Türkei: Deutschland zahlt 30 Millionen Euro für Patriot-Einsatz

Der Patriot-Einsatz der Bundeswehr in der Türkei wird den Steuerzahler insgesamt 30 Millionen Euro kosten. Der Einsatz dauert noch bis Ende 2014. Derweil wachsen Zweifel an dem gesamten Einsatz.

Für den Patriot-Einsatz in der Türkei mussten die deutschen Steuerzahler tief in die Tasche greifen. Insgesamt werden sich die Kosten auf über 30 Millionen Euro belaufen, erklärte das Bundesverteidigungsministerium auf Nachfrage der DTN. Ob der gesamte Einsatz überhaupt einen Nutzen hat, ist zudem auch noch nicht bewiesen.

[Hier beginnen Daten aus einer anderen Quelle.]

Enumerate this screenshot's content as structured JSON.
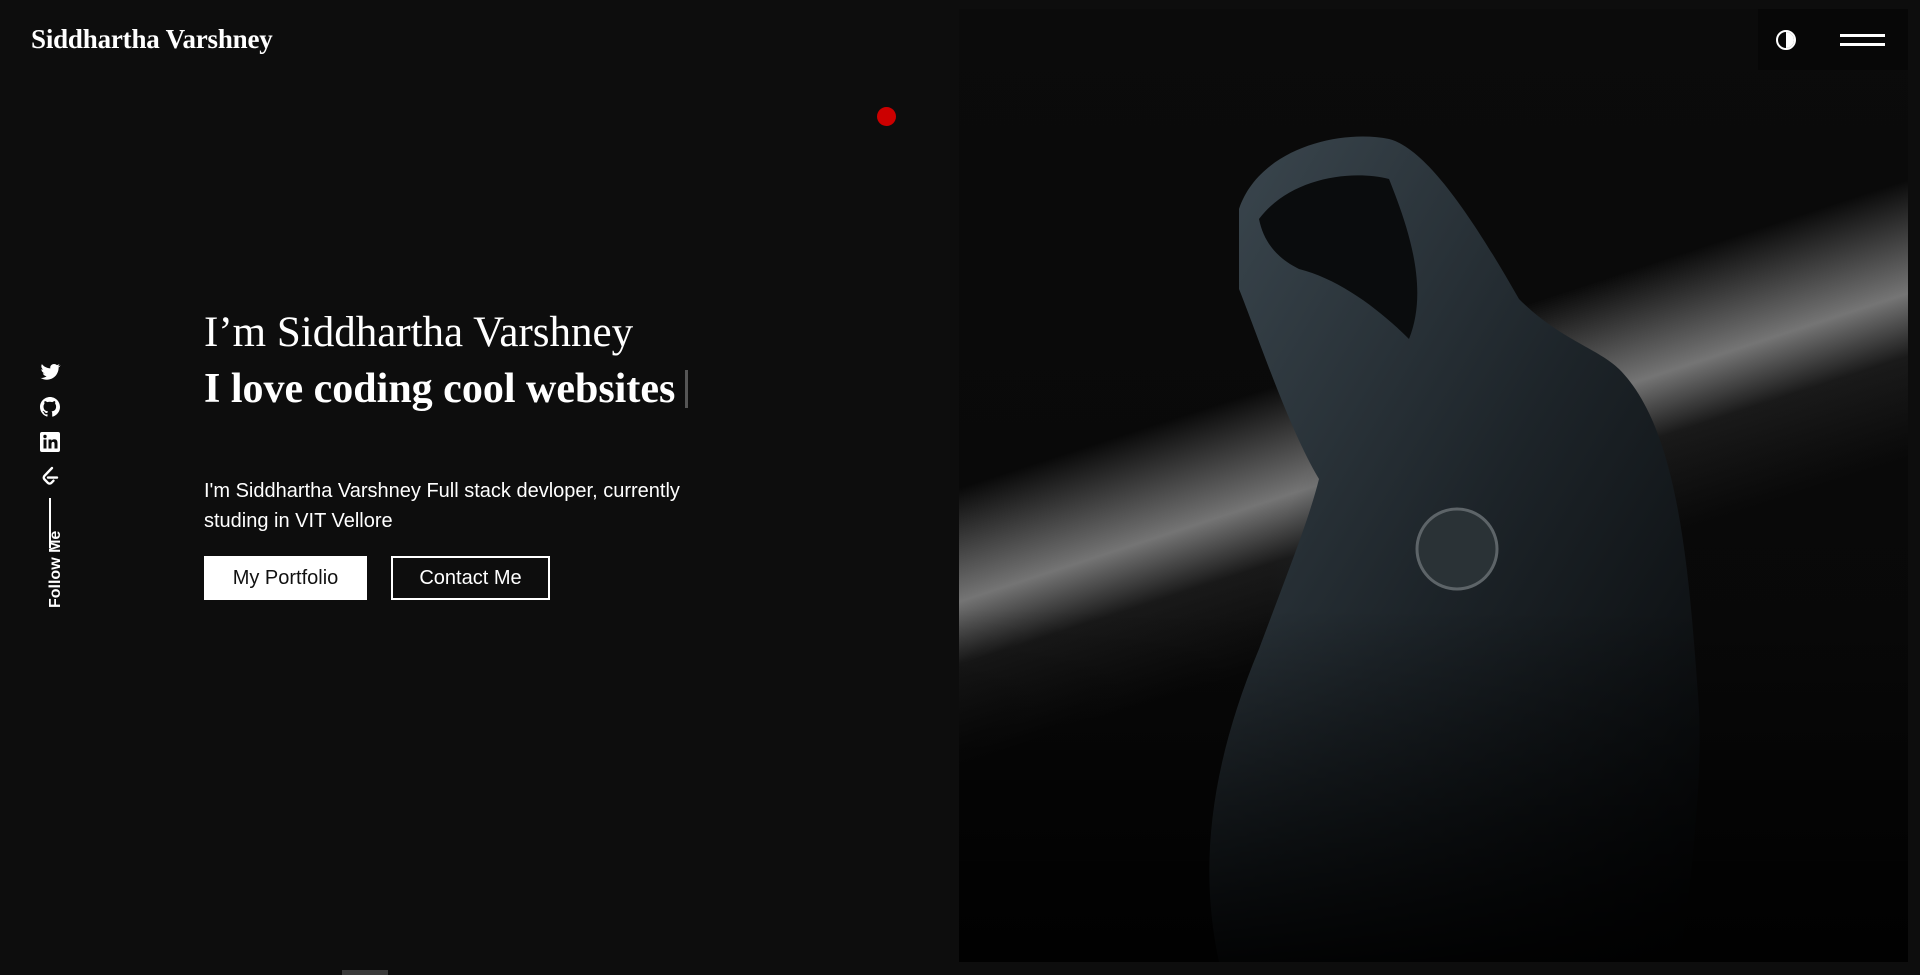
{
  "header": {
    "brand": "Siddhartha Varshney",
    "theme_toggle_icon": "half-circle-contrast-icon",
    "menu_icon": "hamburger-menu-icon"
  },
  "social": {
    "items": [
      {
        "icon": "twitter-icon"
      },
      {
        "icon": "github-icon"
      },
      {
        "icon": "linkedin-icon"
      },
      {
        "icon": "leetcode-icon"
      }
    ],
    "follow_label": "Follow Me"
  },
  "intro": {
    "name_line": "I’m Siddhartha Varshney",
    "tagline": "I love coding cool websites",
    "description": "I'm Siddhartha Varshney Full stack devloper, currently studing in VIT Vellore"
  },
  "buttons": {
    "portfolio": "My Portfolio",
    "contact": "Contact Me"
  },
  "colors": {
    "background": "#0d0d0d",
    "accent_dot": "#cc0000",
    "text": "#ffffff"
  }
}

Die „einsatzbedingten Zusatzausgaben“ der Bundeswehr beim Patriot-Einsatz in der Türkei hätten sich demnach zunächst auf 25,1 Millionen Euro belaufen, so der Sprecher für Angelegenheiten des Heeres, Norbert Rahn. 400 Soldatinnen und Soldaten werden ihren Dienst an der türkische-syrischen Grenze bis zum 31. Januar 2014 durchführen.

„Hiervon entfallen auf das Haushaltsjahr 2012 rund 0,5 Mio. Euro, auf das Haushaltsjahr 2013 rund 21 Mio. Euro und auf das Haushaltsjahr 2014 rund 3,6 Mio. Euro“, so Rahn weiter. Doch aufgrund von Mehrausgaben für Unterkunft und Betriebsstoffe liege der Kostenansatz nun bei 30 Millionen Euro.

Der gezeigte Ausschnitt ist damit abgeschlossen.